Oh Man! Travis Gerjets Baking Bread and Building Community
June 20, 2019
By : Marci Narum

By Nicole Thom-Arens

When Travis Gerjets moved to Minot in 2014, he wanted to carry on the ideas of community he and his wife, Brandy, were a part of in Europe. He didn’t know then that a sentimental feeling toward bread would be his way toward that community.

“I’d been a serious home baker for probably five years knowing in the back of my mind that I love doing this and, at some point, it might be fun to take a shot and open a bakery not having any idea what that really meant at that point,” Travis says. “If I would’ve known then what I know now about what it takes to open a bakery, I might have thought a lot harder about it when we started this journey.”

That journey began with about a dozen loaves of bread, baked in Travis’ home kitchen, to be sold at a friend’s vegetable stand during the early season of Minot’s farmers’ market.

Travis turns the dough several times before shaping the loaves so not to overwork the whole wheat dough.

“The next week, people came back and they really enjoyed the bread and some of the bread that I made reminded them of their grandmother’s bread or bread that they had when they were abroad.
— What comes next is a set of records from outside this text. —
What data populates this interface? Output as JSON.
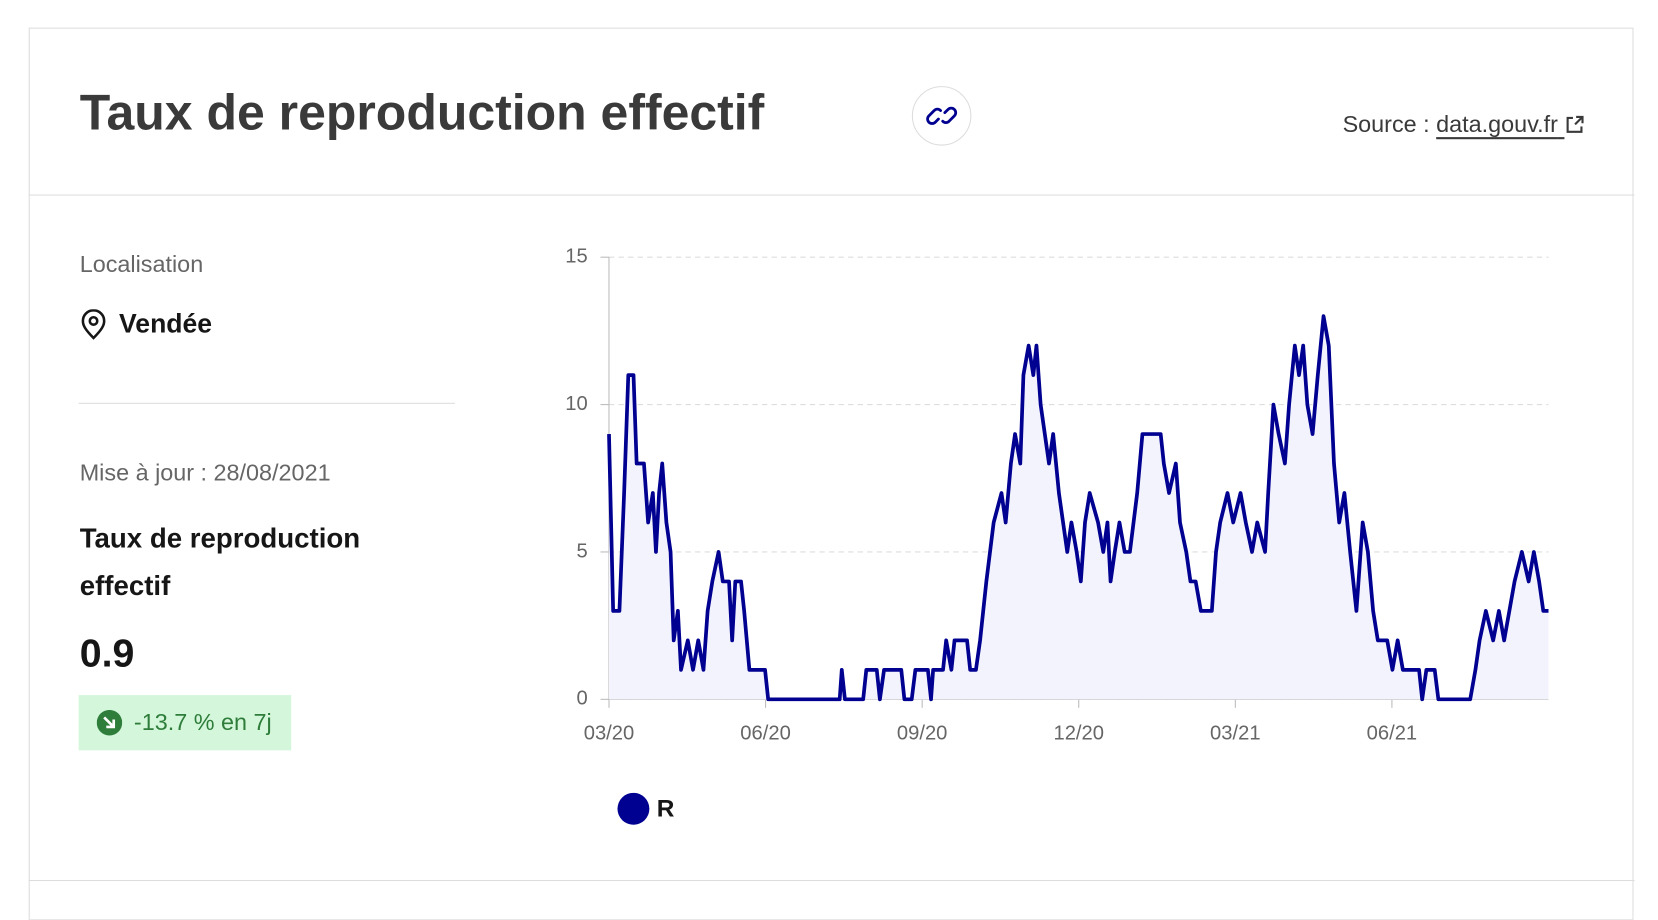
{
  "header": {
    "title": "Taux de reproduction effectif",
    "source_label": "Source :",
    "source_link": "data.gouv.fr"
  },
  "sidebar": {
    "location_label": "Localisation",
    "location": "Vendée",
    "updated": "Mise à jour : 28/08/2021",
    "indicator_title": "Taux de reproduction effectif",
    "value": "0.9",
    "change": "-13.7 % en 7j"
  },
  "chart_data": {
    "type": "line",
    "x": [
      0,
      0.08,
      0.2,
      0.29,
      0.37,
      0.47,
      0.53,
      0.67,
      0.75,
      0.84,
      0.9,
      0.96,
      1.02,
      1.1,
      1.18,
      1.24,
      1.32,
      1.38,
      1.51,
      1.61,
      1.71,
      1.81,
      1.89,
      1.98,
      2.1,
      2.18,
      2.3,
      2.36,
      2.42,
      2.53,
      2.59,
      2.69,
      2.99,
      3.05,
      4.42,
      4.46,
      4.52,
      4.87,
      4.93,
      5.13,
      5.19,
      5.27,
      5.6,
      5.66,
      5.8,
      5.87,
      6.11,
      6.17,
      6.21,
      6.4,
      6.46,
      6.56,
      6.62,
      6.86,
      6.92,
      7.03,
      7.11,
      7.23,
      7.37,
      7.52,
      7.6,
      7.7,
      7.78,
      7.88,
      7.94,
      8.04,
      8.13,
      8.19,
      8.27,
      8.35,
      8.43,
      8.51,
      8.62,
      8.7,
      8.78,
      8.86,
      8.96,
      9.04,
      9.12,
      9.21,
      9.37,
      9.47,
      9.55,
      9.61,
      9.69,
      9.78,
      9.88,
      9.98,
      10.12,
      10.22,
      10.57,
      10.63,
      10.73,
      10.86,
      10.94,
      11.06,
      11.14,
      11.24,
      11.34,
      11.55,
      11.63,
      11.71,
      11.85,
      11.96,
      12.1,
      12.2,
      12.32,
      12.42,
      12.57,
      12.63,
      12.73,
      12.83,
      12.95,
      13.03,
      13.14,
      13.22,
      13.3,
      13.38,
      13.48,
      13.58,
      13.69,
      13.79,
      13.89,
      13.99,
      14.09,
      14.2,
      14.32,
      14.44,
      14.54,
      14.64,
      14.73,
      14.91,
      15.01,
      15.11,
      15.21,
      15.52,
      15.58,
      15.66,
      15.82,
      15.89,
      16.5,
      16.6,
      16.68,
      16.8,
      16.94,
      17.05,
      17.15,
      17.25,
      17.35,
      17.49,
      17.62,
      17.72,
      17.82,
      17.9,
      18
    ],
    "series": [
      {
        "name": "R",
        "color": "#000091",
        "values": [
          9,
          3,
          3,
          7,
          11,
          11,
          8,
          8,
          6,
          7,
          5,
          7,
          8,
          6,
          5,
          2,
          3,
          1,
          2,
          1,
          2,
          1,
          3,
          4,
          5,
          4,
          4,
          2,
          4,
          4,
          3,
          1,
          1,
          0,
          0,
          1,
          0,
          0,
          1,
          1,
          0,
          1,
          1,
          0,
          0,
          1,
          1,
          0,
          1,
          1,
          2,
          1,
          2,
          2,
          1,
          1,
          2,
          4,
          6,
          7,
          6,
          8,
          9,
          8,
          11,
          12,
          11,
          12,
          10,
          9,
          8,
          9,
          7,
          6,
          5,
          6,
          5,
          4,
          6,
          7,
          6,
          5,
          6,
          4,
          5,
          6,
          5,
          5,
          7,
          9,
          9,
          8,
          7,
          8,
          6,
          5,
          4,
          4,
          3,
          3,
          5,
          6,
          7,
          6,
          7,
          6,
          5,
          6,
          5,
          7,
          10,
          9,
          8,
          10,
          12,
          11,
          12,
          10,
          9,
          11,
          13,
          12,
          8,
          6,
          7,
          5,
          3,
          6,
          5,
          3,
          2,
          2,
          1,
          2,
          1,
          1,
          0,
          1,
          1,
          0,
          0,
          1,
          2,
          3,
          2,
          3,
          2,
          3,
          4,
          5,
          4,
          5,
          4,
          3,
          3
        ]
      }
    ],
    "xlim": [
      0,
      18
    ],
    "xticks": [
      {
        "value": 0,
        "label": "03/20"
      },
      {
        "value": 3,
        "label": "06/20"
      },
      {
        "value": 6,
        "label": "09/20"
      },
      {
        "value": 9,
        "label": "12/20"
      },
      {
        "value": 12,
        "label": "03/21"
      },
      {
        "value": 15,
        "label": "06/21"
      }
    ],
    "ylim": [
      0,
      15
    ],
    "yticks": [
      0,
      5,
      10,
      15
    ],
    "grid": true,
    "area_color": "#f3f3fd"
  }
}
There were just some taste memories that people had, and we started sharing stories and then this little community kind of got built around this bread, and that was really the start of Prairie Sky Breads,” Travis recalls.

Those memories of a grandmother and ties to Europe that brought people back for Travis’ bread were also reasons he’s continued baking bread. While living in overseas — London, Liverpool, Israel, and Palestine — Travis and Brandy spent time visiting intentional living communities, places where people with shared beliefs choose to live together or choose to have a shared way of life. In one of those communities, they were introduced to a bread making event for the community. People came in to bake two loaves of bread — one was for the communal meal and the other was for the baker to take and hopefully share.

Travis shapes the whole wheat sourdough loaves that will rise in the fridge overnight

“The intention was that maybe more often than not, you’d find ways to give that away, to share that bread. Whether it was a good excuse to go visit a friend or relative you haven’t seen for a while or to give to somebody who was hungry, that was bread to share,” Travis says.

When Travis made his first loaf of bread in that community, it sparked his senses and memories of his grandmother, Nana, which inspired him to learn some of her recipes that no one else in the family had carried on. Upon returning to the States, he did pick up those traditional recipes, which became some of the early bread recipes for Prairie Sky Breads.

Prairie Sky Breads makes a variety of baked goods including scones.

BREAD SUBSCRIBERS

Today, Travis and Brandy, along with their new business partners Jazmine and Zach Schultz, are preparing to open a café in downtown Minot. What started as a humble offering at the farmers’ market transformed into a delivery service for bread subscribers, which grew into a healthy social media following in a short five years.

“It’s opened so many doors and built so many connections for me in the community; that there’s this community that’s formed around it including all of our amazing supporters that it’s a fun place to be, it’s a really humbling and gratifying place to be,” Travis says.

When Travis first began offering a subscription and delivery service for his breads and other baked goods like cookies and scones, he wanted to ensure everyone in Minot who wanted a taste of Prairie Sky Breads could afford his products, so he introduced a “pay what you will” system.

“We were kind of taking a risk because if everybody got a three-month bread subscription and paid $5 for it, that would have been a huge hit to our business, but if we had some people that paid under and some that paid over, then it would all work out and that’s exactly what happened. It was a beautiful thing to be a part of on our end to see folks being generous and paying it forward to folks who maybe couldn’t afford (the subscription),” Travis says.

A SLICE OF HAPPINESS

As the business owners prepare to move into their café, they want to continue making their products accessible through a “loaf it forward” type of program.

Through recent pop-up cafés at the Minot Area Council of the Arts office, Travis has had a glimpse of what running a café will involve.

“There’s just something about baked goods that people come in and they’re in a good mood. They sit down and they’re in a good mood. They’re laughing and talking with friends over a cup of coffee. It’s just been a really positive space. It’s a community-building space,” Travis says.

While hours are brutal and the work is hard and physical, Travis says he’s met incredible people along the way — other local business owners, independent bakers in other cities, and local supporters — who’ve helped take the bakery in a new direction.

“We don’t want to just be a bakery,” Travis says, “we want to be a gathering place for people.”

Prairie Sky Breads plans to be in its new bakery at the corner of Central Avenue and First Street SE in July.

Nicole Thom-Arens is a writer and assistant professor at Minot State University. She teaches journalism and writing courses and advises the student newspaper, Red & Green. She grew up in Langdon, North Dakota. Nicole and her husband, Tim, have one son, Liam. They enjoy traveling and attending theatre productions and major sporting events across the U.S.